Far from “sad,” C.S.’s desk lunch was a welcome respite from the hustle and bustle of the turn-of-the-century “quick lunch” grind. In Boston, New York, and other industrialized cities, lunch hour meant pushing and shoving your way through throngs of office workers at counter-service restaurants. These cafeterias, automats, and “one-arm joints”—whose rows of glorified school desks were designed for solo diners—were built to fill people up and get them back to work as quickly possible.
In a 1901 feature for Munsey’s Magazine, writer Granthorpe Sudley sketches a taxonomy of lunch in New York City. An “hour of luxurious ease” is afforded to manual laborers, who “sit in the half finished doorways, or prop themselves against the walls” or “even spread their luncheon on the curb.” This is a stark contrast to the hurried repast of the poor, unfortunate businessman, who “charges into the nearest restaurant, and there snatches up a sandwich, a fishball, pie, or some other latent physiological disorder … feeding—not lunching.” Exempt from this barbarism, of course, are the blissfully ignorant women at home, “who sit in silent loneliness at the midday meal.”

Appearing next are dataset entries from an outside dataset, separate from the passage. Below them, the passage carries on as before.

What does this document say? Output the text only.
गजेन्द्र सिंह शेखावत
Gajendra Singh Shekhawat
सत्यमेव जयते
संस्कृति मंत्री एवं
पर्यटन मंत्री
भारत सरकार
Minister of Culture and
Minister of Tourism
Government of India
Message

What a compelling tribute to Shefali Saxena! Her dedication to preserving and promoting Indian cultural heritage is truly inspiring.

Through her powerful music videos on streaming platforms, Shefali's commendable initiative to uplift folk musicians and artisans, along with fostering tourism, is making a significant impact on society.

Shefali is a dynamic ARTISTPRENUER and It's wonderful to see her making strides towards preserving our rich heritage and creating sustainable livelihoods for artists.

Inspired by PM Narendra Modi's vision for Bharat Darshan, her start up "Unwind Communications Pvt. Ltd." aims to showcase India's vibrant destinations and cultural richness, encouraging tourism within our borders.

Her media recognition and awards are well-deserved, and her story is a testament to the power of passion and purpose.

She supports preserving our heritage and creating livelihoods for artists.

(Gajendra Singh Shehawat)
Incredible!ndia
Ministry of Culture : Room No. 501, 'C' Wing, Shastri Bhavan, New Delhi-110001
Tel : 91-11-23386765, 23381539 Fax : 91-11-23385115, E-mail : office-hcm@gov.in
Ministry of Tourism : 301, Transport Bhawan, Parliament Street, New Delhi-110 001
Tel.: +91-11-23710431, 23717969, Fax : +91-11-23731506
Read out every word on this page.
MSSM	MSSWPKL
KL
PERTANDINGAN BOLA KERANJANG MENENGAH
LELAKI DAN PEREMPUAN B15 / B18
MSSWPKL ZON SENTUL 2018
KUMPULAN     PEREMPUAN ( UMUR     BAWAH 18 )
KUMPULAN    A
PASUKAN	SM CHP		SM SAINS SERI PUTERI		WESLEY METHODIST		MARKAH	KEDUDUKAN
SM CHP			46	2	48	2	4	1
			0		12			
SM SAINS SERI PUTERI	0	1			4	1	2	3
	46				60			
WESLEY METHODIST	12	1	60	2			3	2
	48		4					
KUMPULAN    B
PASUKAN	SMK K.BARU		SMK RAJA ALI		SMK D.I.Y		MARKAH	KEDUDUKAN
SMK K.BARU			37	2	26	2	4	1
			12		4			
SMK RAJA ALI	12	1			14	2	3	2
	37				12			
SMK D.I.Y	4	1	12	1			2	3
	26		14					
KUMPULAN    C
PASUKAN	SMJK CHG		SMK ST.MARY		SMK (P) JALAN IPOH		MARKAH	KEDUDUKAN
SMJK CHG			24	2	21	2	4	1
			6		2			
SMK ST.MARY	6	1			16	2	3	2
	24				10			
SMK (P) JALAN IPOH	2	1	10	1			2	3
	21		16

Sudley treats the whole thing with a rather unpalatable paternalism, but he’s right about at least one thing: Lunch is bound to get worse. It’s never been about the food—in America, lunch is something taken or skipped, not luxuriated over. But in the future, Sudley predicts, it might not even be food:
Some day, inventive genius will develop some wonderful form of concentrated food, and reduce lunching to the plane of taking medicine. Then, perhaps, we shall have our luncheon condensed into a couple of pills or tablets, and take it at the counter of a drug store.
If the makers of Soylent have their way, we’ll all be dosing for lunch soon enough.
While the culture of pre-made sandwiches scarfed over laptops and juices or energy bars consumed on the go may feel contemporary, it’s merely the latest incarnation of a long tradition of American speed-eating. It’s the foods that have changed, not the utilitarianism with which we eat them—or, more accurately, fuel up.